Schopenhauer sendiri kalau menurut penulisnya adalah seorang pesimistik. Berbeda dengan beberapa filosof terdahulu seperti Kant, Hegel, Marx, dll yang visinya lebih optimistik. Namun -masih menurut si penulis- dengan sisi pesimistik filsafatnya itu ia malah lebih jujur, berani mengungkapkan sisi manusia dalam menghadapi kenyataan hidup yang memang cenderung keras tanpa belas asih. Kan kadang kita juga menghadapi kenyataan dengan cara membohongi diri, lengkap dengan ledakan-ledakan optimistik. Berdiri sebagai manusia yang angkuh dan suci, kadang juga lupa diri. Untung ada Schopenhauer yang mengingatkanagar tidak terlalu jauh memandang keluar sampai-sampai gak tahu kalau jalan di depan ternyata berlubang. Perlu diketahui juga, bahwa Schopenhauer ini menginspirasi beberapa filosof sesudahnya seperti si pesakitan Nietzsche yang soliter itu juga Sigmund Freud, empunya teori Psikoanalisis tentang Id, Ego, Super Ego. 

Untuk dapat memahami teori Schopenhauer tentang “kehendak buta” pertama-tama kita harus menjelajah terlebih dahulu beberapa pemikiran filosof sebelum masanya. Mengapa? Sebab hasil intelektual itu tak jarang merupakan respon atas para pendahulunya. Kurang lebih semacam dialektikanya Hegel. 
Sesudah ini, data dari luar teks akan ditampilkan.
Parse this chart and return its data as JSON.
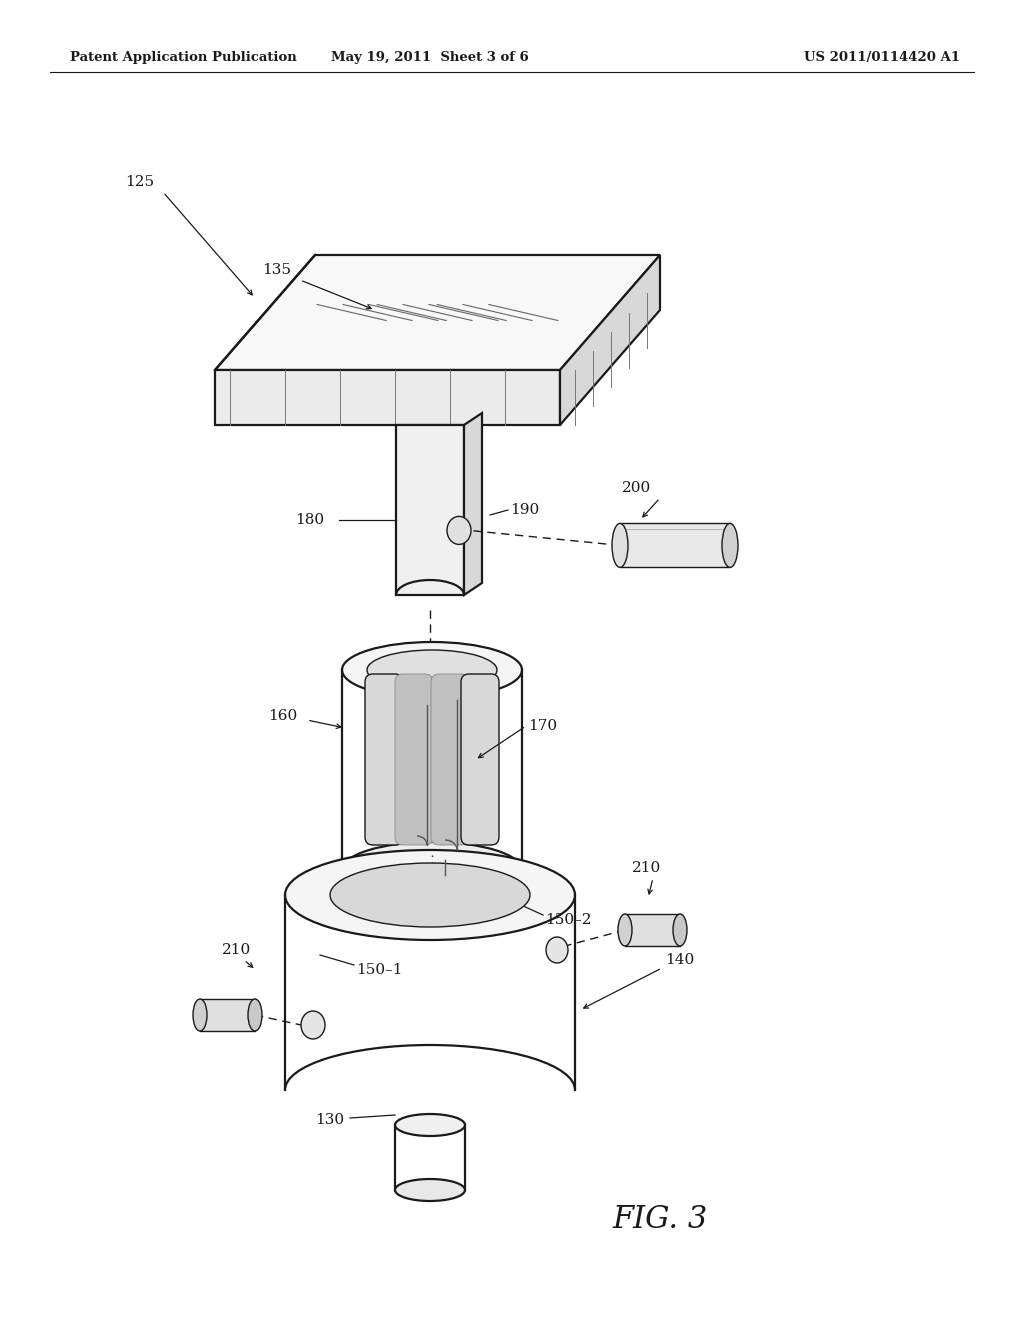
{
  "background_color": "#ffffff",
  "header_left": "Patent Application Publication",
  "header_center": "May 19, 2011  Sheet 3 of 6",
  "header_right": "US 2011/0114420 A1",
  "fig_label": "FIG. 3",
  "line_color": "#1a1a1a",
  "text_color": "#1a1a1a",
  "lw_main": 1.6,
  "lw_thin": 1.0,
  "lw_detail": 0.7
}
Sebagaimana kita ketahui, ada perdebatan metafisik yang sampai sekarang belum terselesaikan. Perdebatan dalam menentukan hakikat manusia, apakah manusia itu hakikatnya jiwa, raganya, atau keduanya? Dari Aristoteles dan Plato, antara Hume dengan Kant, lalu aliran-aliran semacam Dualisme, Eksistensialisme, Strukturalisme, Postmodernisme. Sedemikian hebat perdebatan tersebut sampai-sampai benangnya kusut dan ruwet. Kalau diusut poros besarnya ya cuma dua, idealisme yang mengatakan bahwa hakikat manusia itu jiwa dan lawannya yaitu materialisme. Kubu yang mewakili tubuh, badan, dan materi sebagai hakikat manusia. Jangan anggap remeh, perdebatan ini nanti dibawa-bawa oleh manusia untuk menentukan pandangannya terhadap dunia. Mana yang benar mana yang salah, mana yang nyata mana yang ilusi, mana bungkus mana isi. 
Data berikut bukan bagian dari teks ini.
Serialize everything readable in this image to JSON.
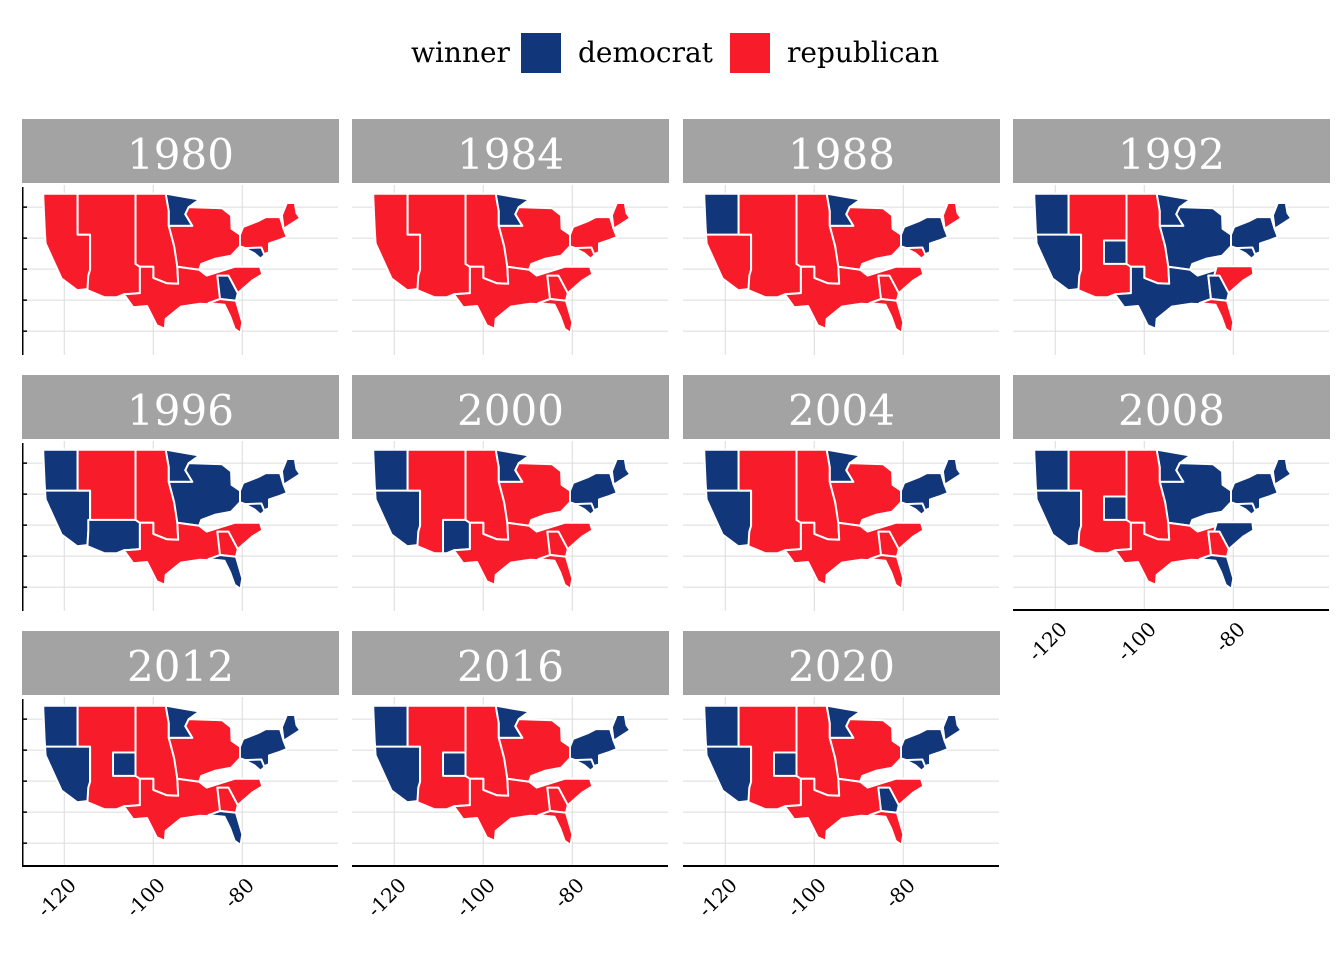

Di masa sebelum Schopenhauer paling tidak pemikiran Hegel kuat mendominasi filsafat barat dengan idenya tentang Roh Absolut, Jiwa Rasional yang intellect. Berbeda dengan makhluk lain, kemampuan manusia berpikir tersebut menjadikan hakikat dirinya adalah sang pemikir. Sejatinya manusia itu ya jiwa, yang rasional dan selalu berpikir. Schopenhauer pun merespon ide Hegel. Ia tidak setuju, menurutnya idealisme Hegel itu terlalu optimis, selalu rasional melulu yang dikedepankan bahkan menafikan peranan kekuatan irasional yang dimiliki manusia.Sisi gelap itulah yang kemudian dibangkitkan dan oleh Schopenhauer diberi nama “kehendak buta”. 

Apa itu kehendak buta? Contoh sederhananya begini, kita sering temui entah itu hal besar dalam sejarah atau sekedar hal kecil dalam kehidupan sehari-hari. Pada kenyataannya, banyak putusan-putusan dari hal tersebut ternyata tidak ditentukan oleh dasar rasional melainkan lebih kepada hal-hal yang cenderung bersifat non-rasional. Dalam bahasa yang lain Schopenhauer menyebutnya naluri, insting, juga “kehendak buta” itu sendiri. Asumsinya ini didasarkan atas peristiwa semacam perang. Menurutnya dalam perang antar bangsa tidak semua keputusan yang diambil bersifat rasional. Apa coba alasan rasional dalam terjadinya peperangan? Bahkan Schopenhauer bilang toh kalau seumpama landasan rasional itu ada, paling jauh hanya sebuah alat legitimasi dan apology belaka untuk membenarkan. Selebihnya insting, naluri manusia untuk bertahan hiduplah yang memberikan putusan.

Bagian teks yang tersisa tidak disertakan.